O presidente do Tribunal Regional Eleitoral do Paraná (TRE-PR), desembargador Tito Campos de Paula, destacou que esta é uma forma de avançar na conquista da cidadania. “A Ouvidoria tem que ter a sensibilidade de saber se comunicar bem com a sociedade e a linguagem simples tem papel importantíssimo neste processo.”

De acordo com o ouvidor do TRE-PR e vice-presidente do Coje, Thiago Paiva dos Santos, a pioneira iniciativa atender a normativos em vigor no Brasil, como a Resolução CNJ n. 376/2021, a Lei de Acesso à Informação e a Lei Geral de Proteção de Dados. E que deve ser um compromisso para se relacionar com a sociedade. “Nós, como profissionais da Ouvidoria, temos a obrigação de nos comunicar com clareza e de forma compreensível a todas e todos.”

A capacitação foi realizada pela jornalista e servidora do TRE-PR Melissa Diniz Medroni. Ela é pós-graduada em Leitura de Múltiplas Linguagens e trabalhou na compilação da Cartilha Linguagem Cidadã, lançada pelo tribunal paranaense em abril deste ano. A palestrante reforçou que a boa comunicação permite a qualquer pessoa encontrar facilmente o que procura, compreender e usar essa informação sem ter que ler o mesmo texto várias vezes ou pedir auxílio a outras pessoas.

Boa prática

Neste ano, a Cartilha de Linguagem Cidadã do TRE-PR foi compartilhada com o Tribunal Regional Eleitoral de Goiás (TRE-GO), por solicitação da sua Escola Judiciária Eleitoral (EJE). Lafaiete Ribeiro de Campos, oficial de gabinete da Escola, informa que o regional pretende oferecer um curso sobre o tema para o público interno da instituição.
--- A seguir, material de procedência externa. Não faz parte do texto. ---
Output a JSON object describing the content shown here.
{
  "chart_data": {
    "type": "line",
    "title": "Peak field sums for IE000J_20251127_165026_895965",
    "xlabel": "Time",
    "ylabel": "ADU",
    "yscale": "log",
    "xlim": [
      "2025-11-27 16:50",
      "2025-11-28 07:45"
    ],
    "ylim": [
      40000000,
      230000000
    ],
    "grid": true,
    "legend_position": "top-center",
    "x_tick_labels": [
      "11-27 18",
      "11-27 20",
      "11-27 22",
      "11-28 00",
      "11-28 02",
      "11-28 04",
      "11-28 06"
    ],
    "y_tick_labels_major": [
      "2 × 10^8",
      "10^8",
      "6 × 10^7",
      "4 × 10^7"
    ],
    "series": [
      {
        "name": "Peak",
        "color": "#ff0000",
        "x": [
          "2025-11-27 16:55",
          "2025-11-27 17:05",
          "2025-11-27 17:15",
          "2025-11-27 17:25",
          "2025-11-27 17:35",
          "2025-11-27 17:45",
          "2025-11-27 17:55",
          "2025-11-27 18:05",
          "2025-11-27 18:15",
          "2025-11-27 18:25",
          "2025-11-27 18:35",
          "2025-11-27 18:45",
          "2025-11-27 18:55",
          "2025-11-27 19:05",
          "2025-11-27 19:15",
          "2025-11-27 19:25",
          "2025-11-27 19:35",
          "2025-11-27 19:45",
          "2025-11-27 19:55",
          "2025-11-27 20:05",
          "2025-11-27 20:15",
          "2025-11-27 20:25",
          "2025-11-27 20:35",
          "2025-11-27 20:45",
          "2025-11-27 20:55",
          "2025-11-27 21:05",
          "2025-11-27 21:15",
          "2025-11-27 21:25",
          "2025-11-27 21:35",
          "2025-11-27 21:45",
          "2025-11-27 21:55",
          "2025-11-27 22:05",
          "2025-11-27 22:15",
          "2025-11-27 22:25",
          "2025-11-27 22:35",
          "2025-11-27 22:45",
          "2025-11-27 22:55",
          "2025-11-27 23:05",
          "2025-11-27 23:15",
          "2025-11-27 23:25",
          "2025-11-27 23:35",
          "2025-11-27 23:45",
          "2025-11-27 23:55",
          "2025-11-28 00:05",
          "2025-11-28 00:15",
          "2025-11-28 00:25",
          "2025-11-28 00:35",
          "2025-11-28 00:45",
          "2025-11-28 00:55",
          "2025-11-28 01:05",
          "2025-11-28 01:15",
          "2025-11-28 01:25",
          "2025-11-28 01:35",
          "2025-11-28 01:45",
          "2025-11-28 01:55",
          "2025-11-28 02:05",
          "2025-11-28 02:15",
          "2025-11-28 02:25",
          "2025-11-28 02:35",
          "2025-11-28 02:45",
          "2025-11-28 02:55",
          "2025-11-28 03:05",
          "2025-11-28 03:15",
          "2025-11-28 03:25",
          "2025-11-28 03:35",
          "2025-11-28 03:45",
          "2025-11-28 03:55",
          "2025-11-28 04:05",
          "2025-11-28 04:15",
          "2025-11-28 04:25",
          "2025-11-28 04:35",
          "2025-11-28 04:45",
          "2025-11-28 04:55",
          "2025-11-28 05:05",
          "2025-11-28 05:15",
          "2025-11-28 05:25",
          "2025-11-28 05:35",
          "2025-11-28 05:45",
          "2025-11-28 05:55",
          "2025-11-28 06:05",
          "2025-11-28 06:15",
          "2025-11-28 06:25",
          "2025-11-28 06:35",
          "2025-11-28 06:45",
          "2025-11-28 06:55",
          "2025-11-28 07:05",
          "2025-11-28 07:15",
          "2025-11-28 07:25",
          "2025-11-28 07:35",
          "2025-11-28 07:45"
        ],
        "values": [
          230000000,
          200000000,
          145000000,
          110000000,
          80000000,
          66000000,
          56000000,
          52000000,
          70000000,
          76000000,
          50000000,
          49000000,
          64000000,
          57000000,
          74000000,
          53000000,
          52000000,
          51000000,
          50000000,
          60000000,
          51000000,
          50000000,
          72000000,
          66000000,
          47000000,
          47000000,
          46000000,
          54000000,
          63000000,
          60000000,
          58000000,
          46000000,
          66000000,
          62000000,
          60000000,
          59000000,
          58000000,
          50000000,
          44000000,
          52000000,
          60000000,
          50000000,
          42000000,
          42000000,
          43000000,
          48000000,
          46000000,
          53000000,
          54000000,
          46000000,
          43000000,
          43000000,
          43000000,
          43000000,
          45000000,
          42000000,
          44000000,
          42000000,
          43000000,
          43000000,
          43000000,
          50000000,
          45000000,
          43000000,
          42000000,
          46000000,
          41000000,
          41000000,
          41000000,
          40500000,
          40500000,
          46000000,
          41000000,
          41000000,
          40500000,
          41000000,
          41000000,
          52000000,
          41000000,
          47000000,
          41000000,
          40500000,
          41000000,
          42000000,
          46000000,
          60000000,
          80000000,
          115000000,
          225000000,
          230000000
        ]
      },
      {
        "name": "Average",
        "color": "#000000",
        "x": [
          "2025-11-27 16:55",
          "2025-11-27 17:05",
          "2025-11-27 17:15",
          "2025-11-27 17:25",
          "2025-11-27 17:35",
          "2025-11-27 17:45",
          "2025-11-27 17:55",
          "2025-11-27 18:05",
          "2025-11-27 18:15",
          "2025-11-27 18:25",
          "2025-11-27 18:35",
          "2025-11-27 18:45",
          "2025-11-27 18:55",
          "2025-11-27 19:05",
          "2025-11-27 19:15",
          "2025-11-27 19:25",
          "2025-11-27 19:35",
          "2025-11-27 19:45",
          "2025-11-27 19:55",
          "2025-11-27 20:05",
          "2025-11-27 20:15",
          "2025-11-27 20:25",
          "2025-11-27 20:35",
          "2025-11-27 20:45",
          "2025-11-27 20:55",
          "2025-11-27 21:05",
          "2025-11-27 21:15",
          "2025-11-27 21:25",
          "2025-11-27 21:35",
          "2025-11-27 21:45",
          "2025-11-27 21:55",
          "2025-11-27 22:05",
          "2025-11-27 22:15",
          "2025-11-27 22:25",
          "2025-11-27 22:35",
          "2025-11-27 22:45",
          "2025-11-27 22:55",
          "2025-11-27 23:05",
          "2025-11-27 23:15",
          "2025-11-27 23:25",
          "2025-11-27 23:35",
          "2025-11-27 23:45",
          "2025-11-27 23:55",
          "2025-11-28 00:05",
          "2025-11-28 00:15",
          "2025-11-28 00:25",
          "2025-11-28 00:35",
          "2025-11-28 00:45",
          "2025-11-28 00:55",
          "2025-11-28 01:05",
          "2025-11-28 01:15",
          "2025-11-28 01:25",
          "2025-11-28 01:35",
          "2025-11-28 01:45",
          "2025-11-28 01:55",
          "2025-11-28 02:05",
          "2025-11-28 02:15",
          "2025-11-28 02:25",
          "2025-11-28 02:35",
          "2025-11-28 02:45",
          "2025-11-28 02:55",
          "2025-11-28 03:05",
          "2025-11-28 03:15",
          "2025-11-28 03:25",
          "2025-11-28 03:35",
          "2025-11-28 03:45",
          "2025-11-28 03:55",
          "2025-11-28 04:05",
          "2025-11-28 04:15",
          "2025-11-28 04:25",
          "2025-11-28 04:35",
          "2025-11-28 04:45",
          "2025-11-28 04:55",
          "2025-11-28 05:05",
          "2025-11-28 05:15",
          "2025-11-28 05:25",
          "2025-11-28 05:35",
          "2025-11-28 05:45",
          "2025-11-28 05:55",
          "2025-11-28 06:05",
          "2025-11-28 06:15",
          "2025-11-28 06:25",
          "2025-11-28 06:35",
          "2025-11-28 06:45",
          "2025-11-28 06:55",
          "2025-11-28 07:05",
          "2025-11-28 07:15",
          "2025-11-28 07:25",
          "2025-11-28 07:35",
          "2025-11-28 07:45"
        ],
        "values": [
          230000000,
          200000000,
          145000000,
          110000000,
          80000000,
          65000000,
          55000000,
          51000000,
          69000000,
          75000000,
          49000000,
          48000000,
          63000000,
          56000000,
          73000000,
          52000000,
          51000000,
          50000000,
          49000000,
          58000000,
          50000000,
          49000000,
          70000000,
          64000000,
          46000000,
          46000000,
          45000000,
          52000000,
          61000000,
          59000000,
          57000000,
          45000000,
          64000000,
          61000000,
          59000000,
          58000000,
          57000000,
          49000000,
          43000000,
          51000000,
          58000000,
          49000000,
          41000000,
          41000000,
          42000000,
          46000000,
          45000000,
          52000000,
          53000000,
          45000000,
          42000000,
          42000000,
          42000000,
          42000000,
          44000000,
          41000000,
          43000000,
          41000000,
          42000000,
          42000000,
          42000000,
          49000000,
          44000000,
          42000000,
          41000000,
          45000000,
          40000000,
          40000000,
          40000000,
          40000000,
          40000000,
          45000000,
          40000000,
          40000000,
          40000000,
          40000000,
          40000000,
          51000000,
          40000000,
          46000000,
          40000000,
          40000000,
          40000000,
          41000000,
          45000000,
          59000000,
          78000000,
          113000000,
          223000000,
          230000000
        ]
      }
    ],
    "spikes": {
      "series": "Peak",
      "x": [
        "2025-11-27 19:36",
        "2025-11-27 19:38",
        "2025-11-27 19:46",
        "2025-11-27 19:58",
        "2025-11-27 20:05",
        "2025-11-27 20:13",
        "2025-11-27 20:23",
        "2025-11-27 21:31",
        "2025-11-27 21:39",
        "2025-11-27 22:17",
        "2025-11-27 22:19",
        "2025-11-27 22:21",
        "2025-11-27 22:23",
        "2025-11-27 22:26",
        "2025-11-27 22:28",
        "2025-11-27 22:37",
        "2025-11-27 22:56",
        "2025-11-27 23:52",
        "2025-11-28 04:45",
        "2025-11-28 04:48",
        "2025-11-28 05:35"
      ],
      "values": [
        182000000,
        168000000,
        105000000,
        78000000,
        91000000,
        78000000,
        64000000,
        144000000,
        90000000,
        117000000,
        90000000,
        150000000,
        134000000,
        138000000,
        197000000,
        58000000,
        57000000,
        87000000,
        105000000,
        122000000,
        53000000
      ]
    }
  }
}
A Comunicação Social do TRE de Santa Catarina (TRE-SC), a pedido de seu diretor-geral, também procurou o Regional Eleitoral do Paraná para ter acesso à cartilha. Foi produzida uma versão do material com a logomarca da Justiça Eleitoral para que o TRE-SC pudesse utilizá-la com suas áreas internas e entidades parceiras.

A cartilha “Linguagem Cidadã” atende ao macrodesafio da Estratégia Nacional do Poder Judiciário de Fortalecimento da Relação Institucional do Judiciário com a Sociedade. A iniciativa também contempla os Objetivos do Desenvolvimento Sustentável (ODS) 4 (Educação de Qualidade), 5 (Igualdade de Gênero), 10 (Redução das Desigualdades), 16 (Paz, Justiça e Instituições Eficazes) e 17 (Parcerias e Meios de Implementação) da Agenda 2030 da ONU.